Diante da ameaça crescente, Henrique rompeu com o meio-irmão e fugiu para a França em 1356, iniciando um exílio que duraria quase uma década e o transformaria num jogador de xadrez geopolítico de primeira ordem. Na França, encontrou um aliado de peso: o rei Carlos V, que via na causa de Henrique uma oportunidade de enfraquecer Pedro I, aliado da Inglaterra. Em 1365, Carlos V enviou Bertrand du Guesclin à frente das chamadas Grandes Companhias — mercenários veteranos que haviam vagado pela Europa após o fim de campanhas anteriores — para apoiar militarmente as pretensões de Henrique à coroa castelhana.

A campanha não foi triunfante desde o início. Em 3 de abril de 1367, as tropas de Henrique sofreram uma derrota significativa na batalha de Nájera, enfrentando o Príncipe Negro, o famoso guerreiro inglês Eduardo de Woodstock, que havia cruzado os Pireneus em apoio a Pedro I. Bertrand du Guesclin foi capturado e se refugiou em Aragão após ser libertado. Qualquer outro pretendente poderia ter desistido diante de tamanha adversidade.

Henrique, porém, reagrupou forças e aproveitou o crescente desgaste de Pedro I, que havia alienado grande parte da nobreza castelhana com seu temperamento cruel e seus métodos de governo. Em 1369, a batalha de Montiel tornou-se o momento decisivo. Bertrand du Guesclin cercou Pedro I na Mancha e, em 23 de março daquele ano, numa cena de brutalidade que a história registrou com riqueza de detalhes, o rei Pedro foi assassinado — algumas fontes sugerem que Henrique participou diretamente do ato. O meio-irmão que havia mandado matar a mãe e o irmão estava morto, e Henrique foi coroado rei em Burgos, tornando-se o décimo quinto Rei de Castela e o trigésimo sexto Rei de Leão, inaugurando a dinastia de Trastâmara.

O início do reinado foi turbulento. Grande parte das cidades castelhanas havia apoiado Pedro I, e Henrique precisou reconquistar lealdades com uma combinação de força militar e concessões políticas. O apelido "das Mercês" era ao mesmo tempo uma estratégia e uma fraqueza: distribuir títulos e terras comprava aliados, mas esvaziava o tesouro real e criava uma nobreza poderosa e acostumada a exigir favores. O jogo exigia equilíbrio constante.

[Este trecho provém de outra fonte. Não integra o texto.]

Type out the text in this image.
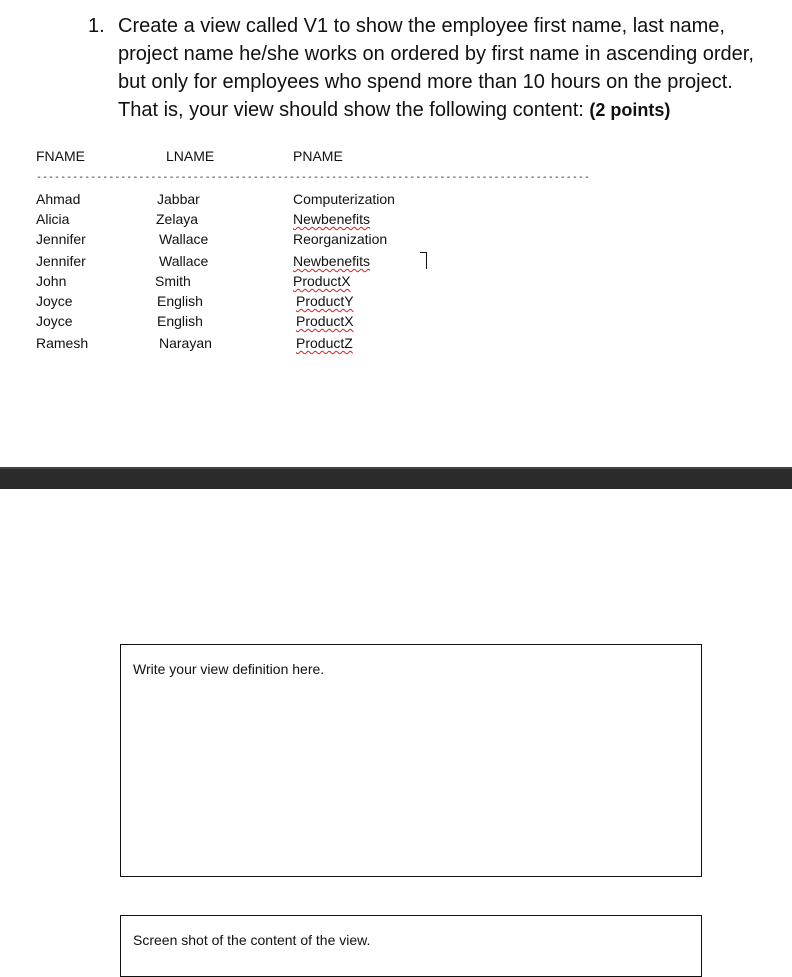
1. Create a view called V1 to show the employee first name, last name, project name he/she works on ordered by first name in ascending order, but only for employees who spend more than 10 hours on the project. That is, your view should show the following content: (2 points)
FNAME	LNAME	PNAME
--------------------------------------------------------------------------------------------
Ahmad	Jabbar	Computerization
Alicia	Zelaya	Newbenefits
Jennifer	Wallace	Reorganization
Jennifer	Wallace	Newbenefits
John	Smith	ProductX
Joyce	English	ProductY
Joyce	English	ProductX
Ramesh	Narayan	ProductZ
Write your view definition here.
Screen shot of the content of the view.
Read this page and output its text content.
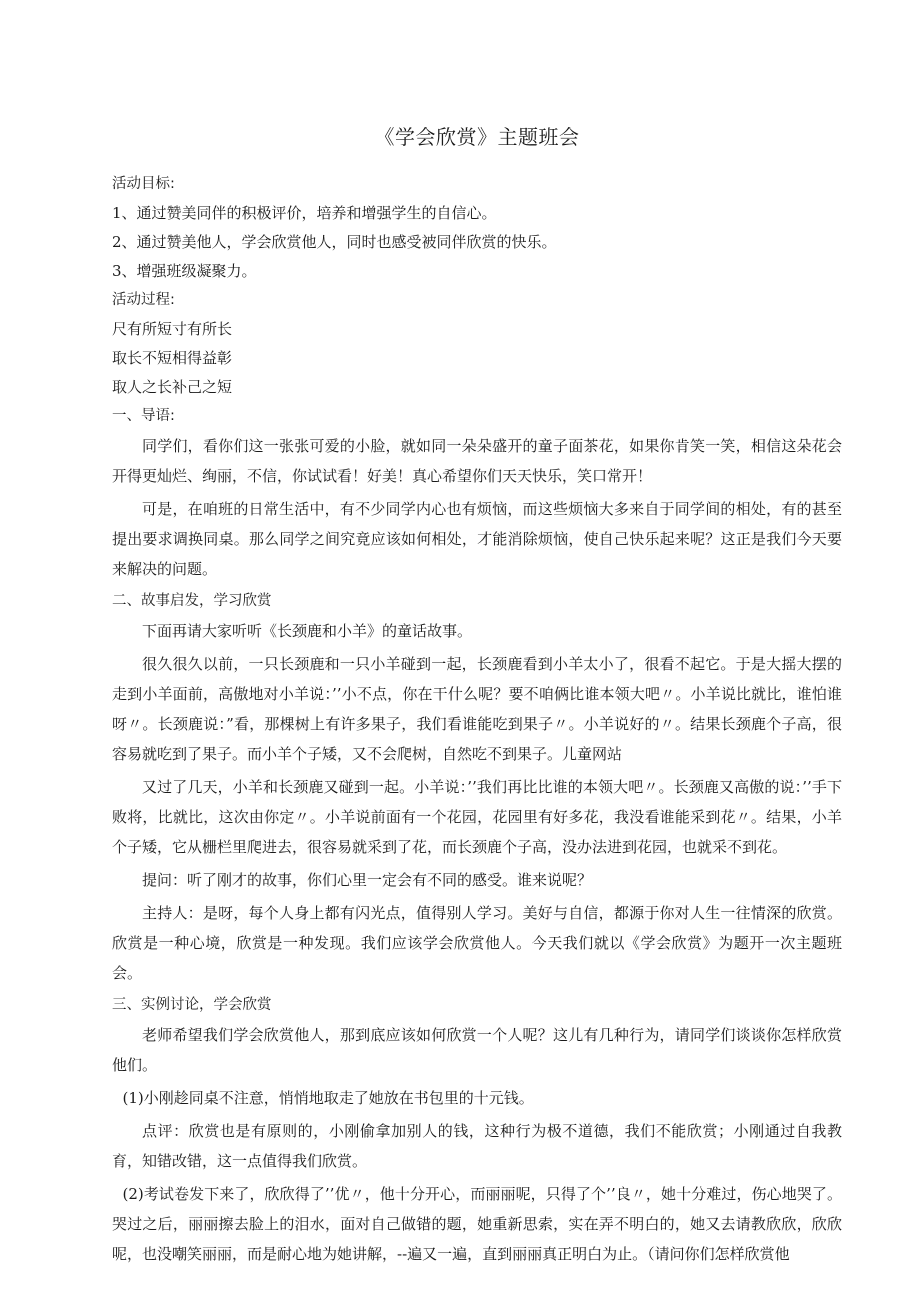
《学会欣赏》主题班会
活动目标:
1、通过赞美同伴的积极评价，培养和增强学生的自信心。
2、通过赞美他人，学会欣赏他人，同时也感受被同伴欣赏的快乐。
3、增强班级凝聚力。
活动过程:
尺有所短寸有所长
取长不短相得益彰
取人之长补己之短
一、导语:

同学们，看你们这一张张可爱的小脸，就如同一朵朵盛开的童子面茶花，如果你肯笑一笑，相信这朵花会开得更灿烂、绚丽，不信，你试试看！好美！真心希望你们天天快乐，笑口常开！

可是，在咱班的日常生活中，有不少同学内心也有烦恼，而这些烦恼大多来自于同学间的相处，有的甚至提出要求调换同桌。那么同学之间究竟应该如何相处，才能消除烦恼，使自己快乐起来呢？这正是我们今天要来解决的问题。

二、故事启发，学习欣赏

下面再请大家听听《长颈鹿和小羊》的童话故事。

很久很久以前，一只长颈鹿和一只小羊碰到一起，长颈鹿看到小羊太小了，很看不起它。于是大摇大摆的走到小羊面前，高傲地对小羊说：’’小不点，你在干什么呢？要不咱俩比谁本领大吧〃。小羊说比就比，谁怕谁呀〃。长颈鹿说：”看，那棵树上有许多果子，我们看谁能吃到果子〃。小羊说好的〃。结果长颈鹿个子高，很容易就吃到了果子。而小羊个子矮，又不会爬树，自然吃不到果子。儿童网站

又过了几天，小羊和长颈鹿又碰到一起。小羊说：’’我们再比比谁的本领大吧〃。长颈鹿又高傲的说：’’手下败将，比就比，这次由你定〃。小羊说前面有一个花园，花园里有好多花，我没看谁能采到花〃。结果，小羊个子矮，它从栅栏里爬进去，很容易就采到了花，而长颈鹿个子高，没办法进到花园，也就采不到花。

提问：听了刚才的故事，你们心里一定会有不同的感受。谁来说呢？

主持人：是呀，每个人身上都有闪光点，值得别人学习。美好与自信，都源于你对人生一往情深的欣赏。欣赏是一种心境，欣赏是一种发现。我们应该学会欣赏他人。今天我们就以《学会欣赏》为题开一次主题班会。

三、实例讨论，学会欣赏

老师希望我们学会欣赏他人，那到底应该如何欣赏一个人呢？这儿有几种行为，请同学们谈谈你怎样欣赏他们。

(1)小刚趁同桌不注意，悄悄地取走了她放在书包里的十元钱。

点评：欣赏也是有原则的，小刚偷拿加别人的钱，这种行为极不道德，我们不能欣赏；小刚通过自我教育，知错改错，这一点值得我们欣赏。

(2)考试卷发下来了，欣欣得了’’优〃，他十分开心，而丽丽呢，只得了个’’良〃，她十分难过，伤心地哭了。哭过之后，丽丽擦去脸上的泪水，面对自己做错的题，她重新思索，实在弄不明白的，她又去请教欣欣，欣欣呢，也没嘲笑丽丽，而是耐心地为她讲解，--遍又一遍，直到丽丽真正明白为止。（请问你们怎样欣赏他
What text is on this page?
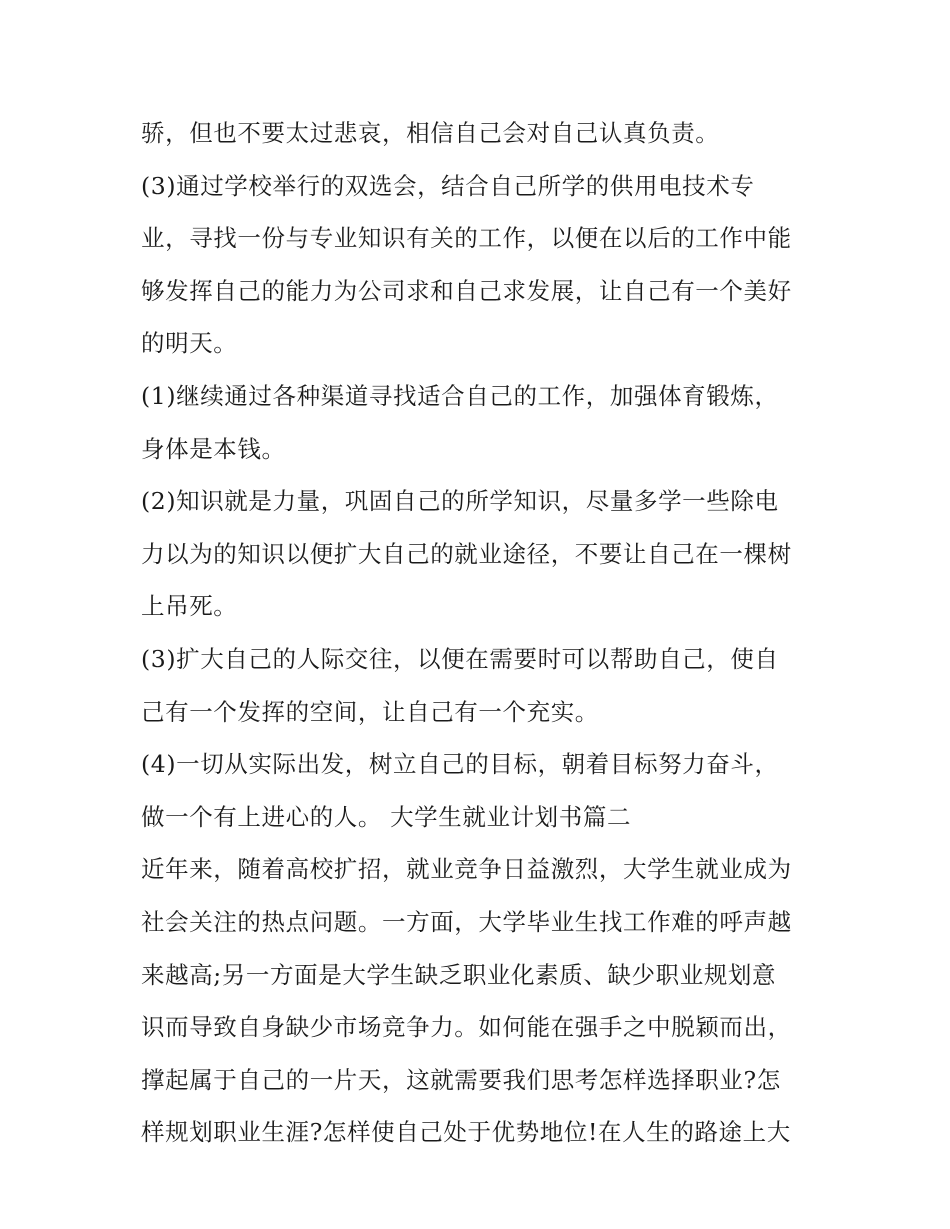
骄，但也不要太过悲哀，相信自己会对自己认真负责。
(3)通过学校举行的双选会，结合自己所学的供用电技术专
业，寻找一份与专业知识有关的工作，以便在以后的工作中能
够发挥自己的能力为公司求和自己求发展，让自己有一个美好
的明天。
(1)继续通过各种渠道寻找适合自己的工作，加强体育锻炼，
身体是本钱。
(2)知识就是力量，巩固自己的所学知识，尽量多学一些除电
力以为的知识以便扩大自己的就业途径，不要让自己在一棵树
上吊死。
(3)扩大自己的人际交往，以便在需要时可以帮助自己，使自
己有一个发挥的空间，让自己有一个充实。
(4)一切从实际出发，树立自己的目标，朝着目标努力奋斗，
做一个有上进心的人。 大学生就业计划书篇二
近年来，随着高校扩招，就业竞争日益激烈，大学生就业成为
社会关注的热点问题。一方面，大学毕业生找工作难的呼声越
来越高;另一方面是大学生缺乏职业化素质、缺少职业规划意
识而导致自身缺少市场竞争力。如何能在强手之中脱颖而出，
撑起属于自己的一片天，这就需要我们思考怎样选择职业?怎
样规划职业生涯?怎样使自己处于优势地位!在人生的路途上大
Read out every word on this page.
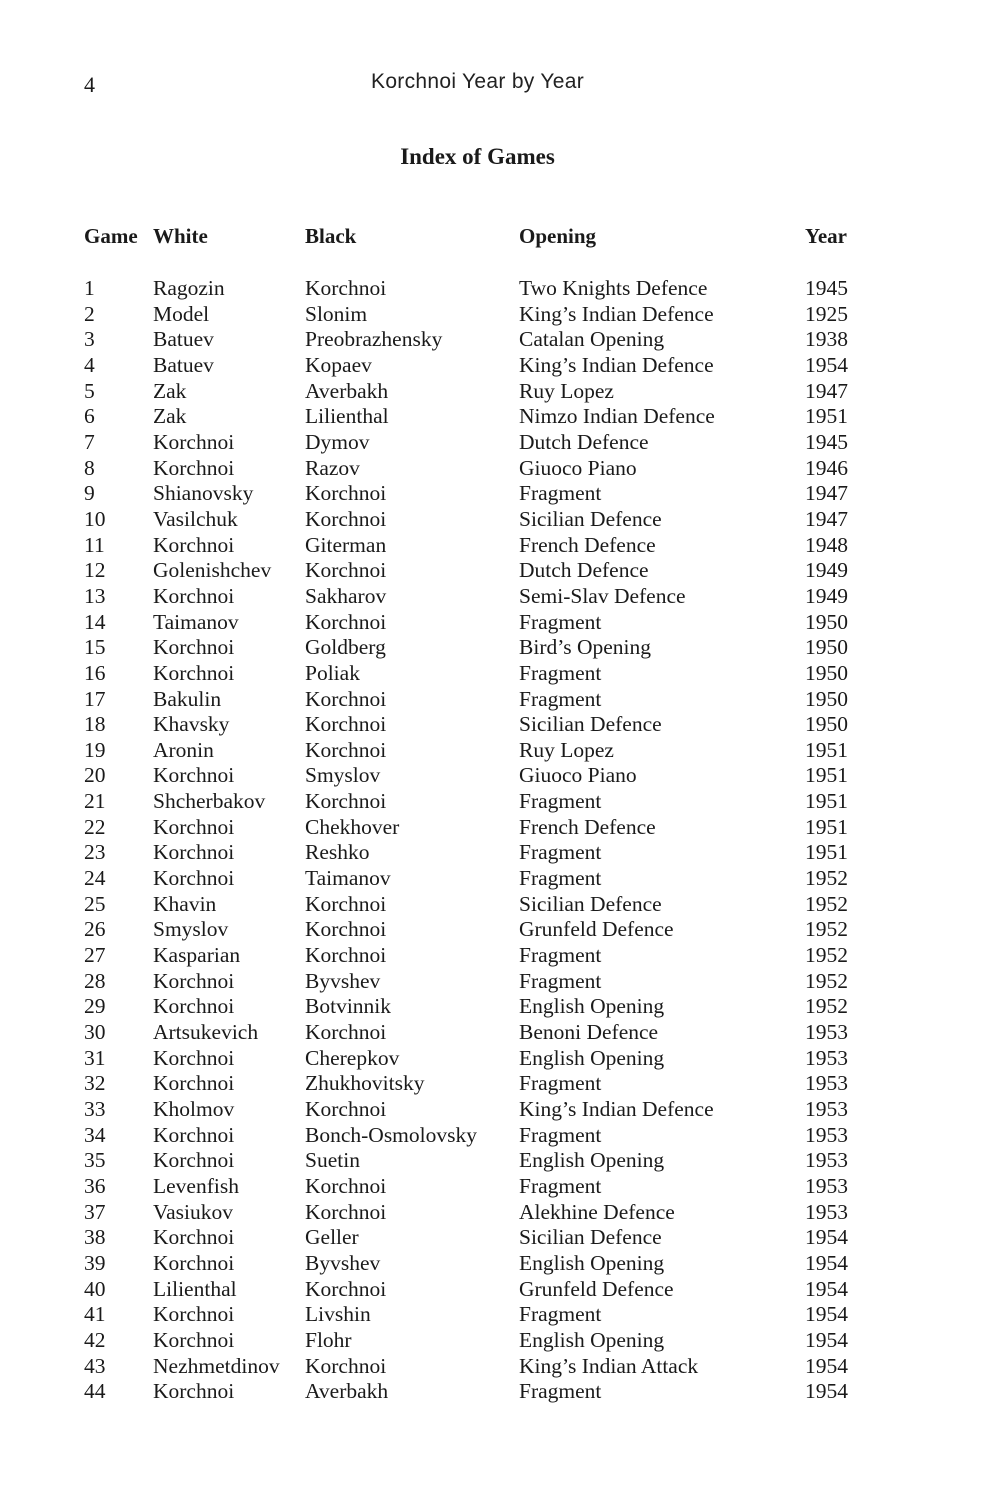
4	Korchnoi Year by Year
Index of Games
Game	White	Black	Opening	Year

1	Ragozin	Korchnoi	Two Knights Defence	1945
2	Model	Slonim	King’s Indian Defence	1925
3	Batuev	Preobrazhensky	Catalan Opening	1938
4	Batuev	Kopaev	King’s Indian Defence	1954
5	Zak	Averbakh	Ruy Lopez	1947
6	Zak	Lilienthal	Nimzo Indian Defence	1951
7	Korchnoi	Dymov	Dutch Defence	1945
8	Korchnoi	Razov	Giuoco Piano	1946
9	Shianovsky	Korchnoi	Fragment	1947
10	Vasilchuk	Korchnoi	Sicilian Defence	1947
11	Korchnoi	Giterman	French Defence	1948
12	Golenishchev	Korchnoi	Dutch Defence	1949
13	Korchnoi	Sakharov	Semi-Slav Defence	1949
14	Taimanov	Korchnoi	Fragment	1950
15	Korchnoi	Goldberg	Bird’s Opening	1950
16	Korchnoi	Poliak	Fragment	1950
17	Bakulin	Korchnoi	Fragment	1950
18	Khavsky	Korchnoi	Sicilian Defence	1950
19	Aronin	Korchnoi	Ruy Lopez	1951
20	Korchnoi	Smyslov	Giuoco Piano	1951
21	Shcherbakov	Korchnoi	Fragment	1951
22	Korchnoi	Chekhover	French Defence	1951
23	Korchnoi	Reshko	Fragment	1951
24	Korchnoi	Taimanov	Fragment	1952
25	Khavin	Korchnoi	Sicilian Defence	1952
26	Smyslov	Korchnoi	Grunfeld Defence	1952
27	Kasparian	Korchnoi	Fragment	1952
28	Korchnoi	Byvshev	Fragment	1952
29	Korchnoi	Botvinnik	English Opening	1952
30	Artsukevich	Korchnoi	Benoni Defence	1953
31	Korchnoi	Cherepkov	English Opening	1953
32	Korchnoi	Zhukhovitsky	Fragment	1953
33	Kholmov	Korchnoi	King’s Indian Defence	1953
34	Korchnoi	Bonch-Osmolovsky	Fragment	1953
35	Korchnoi	Suetin	English Opening	1953
36	Levenfish	Korchnoi	Fragment	1953
37	Vasiukov	Korchnoi	Alekhine Defence	1953
38	Korchnoi	Geller	Sicilian Defence	1954
39	Korchnoi	Byvshev	English Opening	1954
40	Lilienthal	Korchnoi	Grunfeld Defence	1954
41	Korchnoi	Livshin	Fragment	1954
42	Korchnoi	Flohr	English Opening	1954
43	Nezhmetdinov	Korchnoi	King’s Indian Attack	1954
44	Korchnoi	Averbakh	Fragment	1954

A principal ameaça externa ao trono viria de João de Gaunt, duque de Lancaster, filho do rei Eduardo III de Inglaterra, que reivindicava a coroa castelhana em nome de sua segunda esposa Constança, filha bastarda de Pedro I com Maria de Padilha. Henrique combateu essa pretensão com a mesma combinação de diplomacia e força que havia usado para conquistar o trono. Em 1372, a frota castelhana cooperou decisivamente por duas vezes na tomada de La Rochelle aos ingleses, reforçando a aliança com a França e demonstrando que Castela havia se tornado um poder naval relevante.

Um aspecto sombrio do reinado de Henrique II é frequentemente destacado pelos historiadores: ele foi o primeiro nobre a usar o antissemitismo como instrumento político deliberado na Espanha. Para conseguir apoio popular contra Pedro I — que havia demonstrado certa abertura em relação às comunidades judaicas —, Henrique alimentou ressentimentos antijudaicos que, uma vez liberados, foram difíceis de conter. Estudiosos apontam esse período como o início do processo que desmantelaria a relativa convivência entre cristãos, mouros e judeus na Península Ibérica, processo que culminaria nas perseguições da Inquisição Espanhola mais de um século depois.

Henrique II faleceu em Santo Domingo de la Calzada, na La Rioja, em 29 de maio de 1379. Seu testamento foi redigido no mesmo dia. Casado desde 1350 com Joana Manuel, deixou herdeiros legítimos que assegurariam a continuidade da dinastia de Trastâmara por mais de um século, até que o casamento de Fernando e Isabel, os Reis Católicos, unificaria Castela e Aragão sob uma mesma coroa. Henrique repousa na Catedral de Toledo — um lugar que ele mesmo escolheu como símbolo de legitimidade real, a mesma catedral onde os reis de Castela eram ungidos e enterrados desde séculos anteriores.